Why are banks adding service charges? They will not innovate. Banks have the same people doing the same job. And must now soak customers via service charges because they still using the same number of people. Are harmful to the economy.
It the accountant goes broke or destitute, then he is not the type of person that free market economics empowers. He should be moving on from accounting to something more productive. To take his accounting experience with him to a new job in another company. Or create a business. That never happens when jobs are done with the same people every year.
Meanwhile, bean counters at Exxon decided to do the work with less people. Their shipping division reduced employees from 180,000 to 80,000 in a decade. While not implementing necessary innovations. As a result, an exhausted crew eventually crashed the Exxon Valdez onto rocks. That happens when productivity is generated by spread sheets and bean counters. Not by people who come from where the work gets done.
If an accountant could only handle 7-8 properties ten years ago and can only handle 7-8 properties today, then the company may be approaching bankruptcy. Innovations were not implemented due to a business school 'cost control' mentality. A greatest impediment to innovation is management that does not come from where the work gets done. That, instead, comes from business schools.
GM once proudly announced that every part in a car was made and assembled in 120 man-hours. Meanwhile, Toyota and Honda were doing it in 60 man-hours. Why were the latter more reliable, cost less, and superior? Because latter manufacturers innovated. Therefore were the patriotic companies that America needed.
GM later announced they had gotten their man-hours down to 70. Meanwhile Honda and Toyota were believed to have been building and assembling every part in only 30 man-hours. Therefore GM (many decades ago) was obviously headed for bankruptcy (as I was so blunt about that long ago). Because GM was unproductive. They assembled a car with too many people. Then blamed unions for not working hard enough. Unions did not stifle innovation. Only reason for failure was top management - who did not even have driver's licenses.

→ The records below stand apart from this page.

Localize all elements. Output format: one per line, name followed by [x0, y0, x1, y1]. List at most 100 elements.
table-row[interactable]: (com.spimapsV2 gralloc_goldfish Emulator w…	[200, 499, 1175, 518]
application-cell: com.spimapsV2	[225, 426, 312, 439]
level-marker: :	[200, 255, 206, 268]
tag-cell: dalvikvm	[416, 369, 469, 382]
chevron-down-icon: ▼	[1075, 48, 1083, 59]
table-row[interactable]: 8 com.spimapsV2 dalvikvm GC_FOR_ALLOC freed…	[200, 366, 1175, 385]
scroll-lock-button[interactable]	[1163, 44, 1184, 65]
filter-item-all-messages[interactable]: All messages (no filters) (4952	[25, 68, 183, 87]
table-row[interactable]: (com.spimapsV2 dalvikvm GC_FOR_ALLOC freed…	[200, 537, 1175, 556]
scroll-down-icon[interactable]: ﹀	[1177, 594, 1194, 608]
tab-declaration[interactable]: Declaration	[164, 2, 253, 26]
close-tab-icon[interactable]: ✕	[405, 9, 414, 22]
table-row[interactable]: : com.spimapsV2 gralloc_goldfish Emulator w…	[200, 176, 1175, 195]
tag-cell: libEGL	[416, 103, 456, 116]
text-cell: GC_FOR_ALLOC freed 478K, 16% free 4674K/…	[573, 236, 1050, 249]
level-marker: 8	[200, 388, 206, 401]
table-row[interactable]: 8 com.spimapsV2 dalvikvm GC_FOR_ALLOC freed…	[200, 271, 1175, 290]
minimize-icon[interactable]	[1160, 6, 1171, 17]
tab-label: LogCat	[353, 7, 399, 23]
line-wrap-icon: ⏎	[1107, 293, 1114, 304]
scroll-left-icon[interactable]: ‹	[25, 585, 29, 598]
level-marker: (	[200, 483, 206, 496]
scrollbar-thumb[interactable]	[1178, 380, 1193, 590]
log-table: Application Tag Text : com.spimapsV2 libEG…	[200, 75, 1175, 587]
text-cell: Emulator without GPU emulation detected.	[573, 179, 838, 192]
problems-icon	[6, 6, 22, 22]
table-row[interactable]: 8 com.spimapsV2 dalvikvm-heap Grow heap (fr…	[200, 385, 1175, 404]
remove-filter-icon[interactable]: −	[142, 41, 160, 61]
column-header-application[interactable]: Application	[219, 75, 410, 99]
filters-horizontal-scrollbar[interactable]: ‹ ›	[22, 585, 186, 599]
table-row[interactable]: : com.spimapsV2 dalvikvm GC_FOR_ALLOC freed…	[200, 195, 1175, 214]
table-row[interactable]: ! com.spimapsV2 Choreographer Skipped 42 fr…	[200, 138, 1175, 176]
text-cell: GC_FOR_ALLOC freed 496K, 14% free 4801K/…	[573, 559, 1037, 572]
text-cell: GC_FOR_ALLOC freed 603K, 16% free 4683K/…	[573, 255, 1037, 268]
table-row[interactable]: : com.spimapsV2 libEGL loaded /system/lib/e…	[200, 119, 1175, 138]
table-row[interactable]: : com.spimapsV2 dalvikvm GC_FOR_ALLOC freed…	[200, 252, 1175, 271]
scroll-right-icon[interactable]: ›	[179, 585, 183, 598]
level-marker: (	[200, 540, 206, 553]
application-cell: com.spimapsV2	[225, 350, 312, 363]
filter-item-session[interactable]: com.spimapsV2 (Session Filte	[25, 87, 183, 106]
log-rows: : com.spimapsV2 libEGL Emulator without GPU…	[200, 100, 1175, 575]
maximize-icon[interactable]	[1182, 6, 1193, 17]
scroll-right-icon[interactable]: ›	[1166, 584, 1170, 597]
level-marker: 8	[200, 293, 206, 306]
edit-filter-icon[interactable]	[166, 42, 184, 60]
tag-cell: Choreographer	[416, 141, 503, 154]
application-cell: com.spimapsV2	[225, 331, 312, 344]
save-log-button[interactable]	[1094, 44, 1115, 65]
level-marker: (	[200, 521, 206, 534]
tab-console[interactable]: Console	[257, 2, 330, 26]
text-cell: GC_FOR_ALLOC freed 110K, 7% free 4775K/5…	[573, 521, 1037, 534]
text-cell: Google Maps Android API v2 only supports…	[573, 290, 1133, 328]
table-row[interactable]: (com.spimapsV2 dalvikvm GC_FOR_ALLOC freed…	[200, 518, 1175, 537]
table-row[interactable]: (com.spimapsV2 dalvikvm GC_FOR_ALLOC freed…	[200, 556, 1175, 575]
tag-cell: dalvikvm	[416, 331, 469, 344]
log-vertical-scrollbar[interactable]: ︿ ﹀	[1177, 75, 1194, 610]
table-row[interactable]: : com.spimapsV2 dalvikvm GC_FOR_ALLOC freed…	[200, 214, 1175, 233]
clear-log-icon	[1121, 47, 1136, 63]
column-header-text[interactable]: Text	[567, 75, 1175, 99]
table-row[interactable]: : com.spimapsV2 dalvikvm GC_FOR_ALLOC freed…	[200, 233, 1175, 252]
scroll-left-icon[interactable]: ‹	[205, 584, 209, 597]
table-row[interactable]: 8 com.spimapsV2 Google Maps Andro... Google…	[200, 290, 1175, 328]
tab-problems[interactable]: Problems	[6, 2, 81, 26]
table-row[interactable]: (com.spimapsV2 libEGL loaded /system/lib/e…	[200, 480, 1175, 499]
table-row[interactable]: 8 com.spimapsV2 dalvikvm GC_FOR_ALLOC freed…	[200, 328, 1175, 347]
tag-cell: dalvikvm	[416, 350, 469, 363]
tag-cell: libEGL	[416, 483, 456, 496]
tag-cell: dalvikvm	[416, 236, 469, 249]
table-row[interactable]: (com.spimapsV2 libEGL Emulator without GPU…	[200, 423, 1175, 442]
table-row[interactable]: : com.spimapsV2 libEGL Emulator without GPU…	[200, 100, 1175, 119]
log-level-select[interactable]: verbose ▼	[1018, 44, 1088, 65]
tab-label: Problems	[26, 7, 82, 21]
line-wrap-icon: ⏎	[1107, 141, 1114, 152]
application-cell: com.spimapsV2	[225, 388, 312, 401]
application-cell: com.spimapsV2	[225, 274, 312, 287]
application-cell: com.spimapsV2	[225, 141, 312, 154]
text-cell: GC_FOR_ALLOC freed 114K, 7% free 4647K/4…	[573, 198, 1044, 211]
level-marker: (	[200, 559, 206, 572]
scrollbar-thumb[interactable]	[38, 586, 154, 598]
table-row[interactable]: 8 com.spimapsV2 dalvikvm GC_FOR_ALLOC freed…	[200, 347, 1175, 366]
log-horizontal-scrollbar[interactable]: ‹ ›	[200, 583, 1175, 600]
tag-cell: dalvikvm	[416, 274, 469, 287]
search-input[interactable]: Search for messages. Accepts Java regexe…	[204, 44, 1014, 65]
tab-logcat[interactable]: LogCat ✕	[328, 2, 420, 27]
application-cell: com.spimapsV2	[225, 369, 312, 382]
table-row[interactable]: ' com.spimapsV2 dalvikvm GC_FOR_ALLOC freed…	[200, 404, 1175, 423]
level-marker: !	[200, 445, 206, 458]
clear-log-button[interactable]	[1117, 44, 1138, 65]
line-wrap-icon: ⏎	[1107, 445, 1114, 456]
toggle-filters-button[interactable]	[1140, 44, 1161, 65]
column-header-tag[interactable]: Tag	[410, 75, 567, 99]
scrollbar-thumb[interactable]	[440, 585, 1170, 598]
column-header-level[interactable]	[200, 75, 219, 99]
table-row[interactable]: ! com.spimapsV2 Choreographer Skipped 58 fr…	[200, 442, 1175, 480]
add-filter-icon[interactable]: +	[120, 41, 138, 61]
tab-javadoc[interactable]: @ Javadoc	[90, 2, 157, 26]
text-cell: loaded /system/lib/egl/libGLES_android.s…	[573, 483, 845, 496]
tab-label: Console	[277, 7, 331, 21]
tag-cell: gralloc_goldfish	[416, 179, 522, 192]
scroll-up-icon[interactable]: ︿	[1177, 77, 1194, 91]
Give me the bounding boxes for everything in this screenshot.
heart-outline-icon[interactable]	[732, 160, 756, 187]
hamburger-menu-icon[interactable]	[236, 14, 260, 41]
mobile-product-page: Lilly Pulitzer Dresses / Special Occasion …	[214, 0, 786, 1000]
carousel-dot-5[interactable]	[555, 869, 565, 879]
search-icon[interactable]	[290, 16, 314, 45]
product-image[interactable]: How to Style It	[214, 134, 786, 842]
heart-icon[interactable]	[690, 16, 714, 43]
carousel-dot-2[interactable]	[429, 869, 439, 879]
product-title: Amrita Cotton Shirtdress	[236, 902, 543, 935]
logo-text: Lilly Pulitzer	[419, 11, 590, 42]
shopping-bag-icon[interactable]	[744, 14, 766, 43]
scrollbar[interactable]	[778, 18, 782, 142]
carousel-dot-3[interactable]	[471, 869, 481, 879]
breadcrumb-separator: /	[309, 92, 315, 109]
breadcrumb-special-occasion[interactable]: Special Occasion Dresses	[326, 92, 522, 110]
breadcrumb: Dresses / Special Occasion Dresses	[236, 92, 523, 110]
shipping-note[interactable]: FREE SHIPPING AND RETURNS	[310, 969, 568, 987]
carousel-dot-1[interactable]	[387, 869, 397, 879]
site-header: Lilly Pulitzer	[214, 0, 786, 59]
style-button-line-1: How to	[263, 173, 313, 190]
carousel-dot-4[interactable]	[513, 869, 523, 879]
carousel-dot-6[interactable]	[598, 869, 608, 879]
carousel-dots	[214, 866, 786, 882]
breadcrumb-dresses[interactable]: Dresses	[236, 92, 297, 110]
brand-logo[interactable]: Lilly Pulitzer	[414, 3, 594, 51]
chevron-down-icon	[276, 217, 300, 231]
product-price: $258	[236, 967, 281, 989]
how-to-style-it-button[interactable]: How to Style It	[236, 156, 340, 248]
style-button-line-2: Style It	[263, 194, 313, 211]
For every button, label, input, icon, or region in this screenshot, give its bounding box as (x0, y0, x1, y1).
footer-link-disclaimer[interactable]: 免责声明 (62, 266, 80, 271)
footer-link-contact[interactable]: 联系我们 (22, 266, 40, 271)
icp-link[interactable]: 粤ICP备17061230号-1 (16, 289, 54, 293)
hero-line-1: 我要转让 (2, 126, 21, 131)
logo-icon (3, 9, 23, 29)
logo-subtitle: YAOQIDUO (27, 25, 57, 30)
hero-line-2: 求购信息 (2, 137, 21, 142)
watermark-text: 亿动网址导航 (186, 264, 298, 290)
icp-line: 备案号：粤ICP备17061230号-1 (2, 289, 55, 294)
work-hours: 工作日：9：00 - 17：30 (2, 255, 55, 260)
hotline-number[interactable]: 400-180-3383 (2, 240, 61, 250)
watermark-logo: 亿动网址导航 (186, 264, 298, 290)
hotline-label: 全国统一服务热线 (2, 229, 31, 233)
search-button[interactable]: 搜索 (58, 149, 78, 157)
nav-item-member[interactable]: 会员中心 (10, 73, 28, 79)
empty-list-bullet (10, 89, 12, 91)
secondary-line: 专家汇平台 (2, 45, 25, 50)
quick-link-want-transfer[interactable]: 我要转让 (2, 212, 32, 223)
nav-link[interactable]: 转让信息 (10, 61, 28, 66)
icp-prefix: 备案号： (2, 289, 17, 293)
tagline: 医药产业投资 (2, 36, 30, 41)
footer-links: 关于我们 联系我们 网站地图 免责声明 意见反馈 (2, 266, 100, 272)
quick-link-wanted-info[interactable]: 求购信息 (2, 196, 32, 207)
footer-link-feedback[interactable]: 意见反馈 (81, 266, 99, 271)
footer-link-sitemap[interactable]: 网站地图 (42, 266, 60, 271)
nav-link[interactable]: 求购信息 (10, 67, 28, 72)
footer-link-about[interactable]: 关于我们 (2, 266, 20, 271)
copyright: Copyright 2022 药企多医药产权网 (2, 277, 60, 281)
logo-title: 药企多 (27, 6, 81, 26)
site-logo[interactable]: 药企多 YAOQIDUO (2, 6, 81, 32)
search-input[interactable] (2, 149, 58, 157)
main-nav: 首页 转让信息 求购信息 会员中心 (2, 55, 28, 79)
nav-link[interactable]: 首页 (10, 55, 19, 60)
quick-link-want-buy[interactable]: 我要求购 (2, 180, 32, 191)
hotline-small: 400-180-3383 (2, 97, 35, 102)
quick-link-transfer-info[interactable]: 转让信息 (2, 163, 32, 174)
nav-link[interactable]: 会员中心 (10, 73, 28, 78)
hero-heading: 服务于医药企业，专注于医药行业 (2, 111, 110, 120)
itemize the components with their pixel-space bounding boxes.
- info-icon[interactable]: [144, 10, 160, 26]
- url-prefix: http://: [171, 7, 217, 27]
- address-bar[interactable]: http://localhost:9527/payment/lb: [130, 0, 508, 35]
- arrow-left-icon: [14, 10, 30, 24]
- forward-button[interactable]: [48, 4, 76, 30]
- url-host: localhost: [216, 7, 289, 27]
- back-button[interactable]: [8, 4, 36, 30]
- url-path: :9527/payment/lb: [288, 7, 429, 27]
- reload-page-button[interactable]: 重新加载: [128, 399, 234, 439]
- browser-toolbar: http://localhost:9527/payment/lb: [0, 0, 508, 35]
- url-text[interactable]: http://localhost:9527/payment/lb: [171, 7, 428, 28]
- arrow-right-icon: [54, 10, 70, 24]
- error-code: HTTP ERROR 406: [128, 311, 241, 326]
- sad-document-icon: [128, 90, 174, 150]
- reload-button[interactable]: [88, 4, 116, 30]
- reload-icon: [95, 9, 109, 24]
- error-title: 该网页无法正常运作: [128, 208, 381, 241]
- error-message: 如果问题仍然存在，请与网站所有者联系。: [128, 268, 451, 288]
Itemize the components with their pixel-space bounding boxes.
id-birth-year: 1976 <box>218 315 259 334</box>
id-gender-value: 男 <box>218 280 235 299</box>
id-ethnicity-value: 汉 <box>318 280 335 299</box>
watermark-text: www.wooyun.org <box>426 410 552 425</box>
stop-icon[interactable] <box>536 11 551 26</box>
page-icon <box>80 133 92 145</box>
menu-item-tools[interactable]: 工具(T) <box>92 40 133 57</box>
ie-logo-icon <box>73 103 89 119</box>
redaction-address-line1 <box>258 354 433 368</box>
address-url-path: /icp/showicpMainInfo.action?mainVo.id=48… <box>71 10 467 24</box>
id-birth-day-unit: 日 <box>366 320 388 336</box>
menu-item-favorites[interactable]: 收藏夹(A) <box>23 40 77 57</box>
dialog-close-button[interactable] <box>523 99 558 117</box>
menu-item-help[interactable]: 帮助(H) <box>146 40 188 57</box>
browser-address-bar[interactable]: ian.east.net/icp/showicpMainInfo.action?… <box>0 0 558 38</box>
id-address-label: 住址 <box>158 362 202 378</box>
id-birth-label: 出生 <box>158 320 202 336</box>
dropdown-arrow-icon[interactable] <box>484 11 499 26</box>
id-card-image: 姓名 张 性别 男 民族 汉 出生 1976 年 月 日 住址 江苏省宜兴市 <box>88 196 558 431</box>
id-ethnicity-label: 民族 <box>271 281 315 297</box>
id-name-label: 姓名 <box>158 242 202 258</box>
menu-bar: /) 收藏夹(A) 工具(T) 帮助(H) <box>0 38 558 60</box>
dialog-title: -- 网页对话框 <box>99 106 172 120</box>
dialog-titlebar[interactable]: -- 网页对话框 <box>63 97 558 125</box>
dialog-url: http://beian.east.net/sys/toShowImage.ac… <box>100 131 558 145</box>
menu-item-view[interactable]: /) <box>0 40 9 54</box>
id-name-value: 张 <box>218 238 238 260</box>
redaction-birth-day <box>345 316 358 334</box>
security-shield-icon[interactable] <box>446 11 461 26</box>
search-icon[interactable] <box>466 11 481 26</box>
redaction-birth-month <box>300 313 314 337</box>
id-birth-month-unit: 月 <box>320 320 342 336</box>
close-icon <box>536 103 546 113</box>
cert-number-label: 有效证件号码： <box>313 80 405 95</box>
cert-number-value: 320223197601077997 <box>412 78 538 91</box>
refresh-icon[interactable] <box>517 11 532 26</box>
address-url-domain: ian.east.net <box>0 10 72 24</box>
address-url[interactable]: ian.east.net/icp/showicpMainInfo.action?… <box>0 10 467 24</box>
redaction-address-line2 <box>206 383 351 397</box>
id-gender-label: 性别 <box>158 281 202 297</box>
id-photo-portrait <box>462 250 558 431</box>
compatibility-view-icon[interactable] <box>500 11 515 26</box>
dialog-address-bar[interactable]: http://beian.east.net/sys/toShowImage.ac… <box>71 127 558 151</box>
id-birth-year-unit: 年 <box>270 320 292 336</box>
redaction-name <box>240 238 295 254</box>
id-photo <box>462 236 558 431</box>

You don't become productive by dumping more work on each employee - as business school graduates assume. Innovate so that each employee does more work using less labor. That, BTW, was the lesson from William Edward Deming's famous bead experiment. Now located in the Smithsonian.
That lesson was also from Frederick Winslow Taylor in the 1910s. By simply empowering workers with knowledge, then two men who once took eight hours to load scrap steel in a rail car, instead, did the job in only two hours. By simply taking breaks at specific times. Another example of innovation.
Jobs are only created only when existing work is done with less people every year.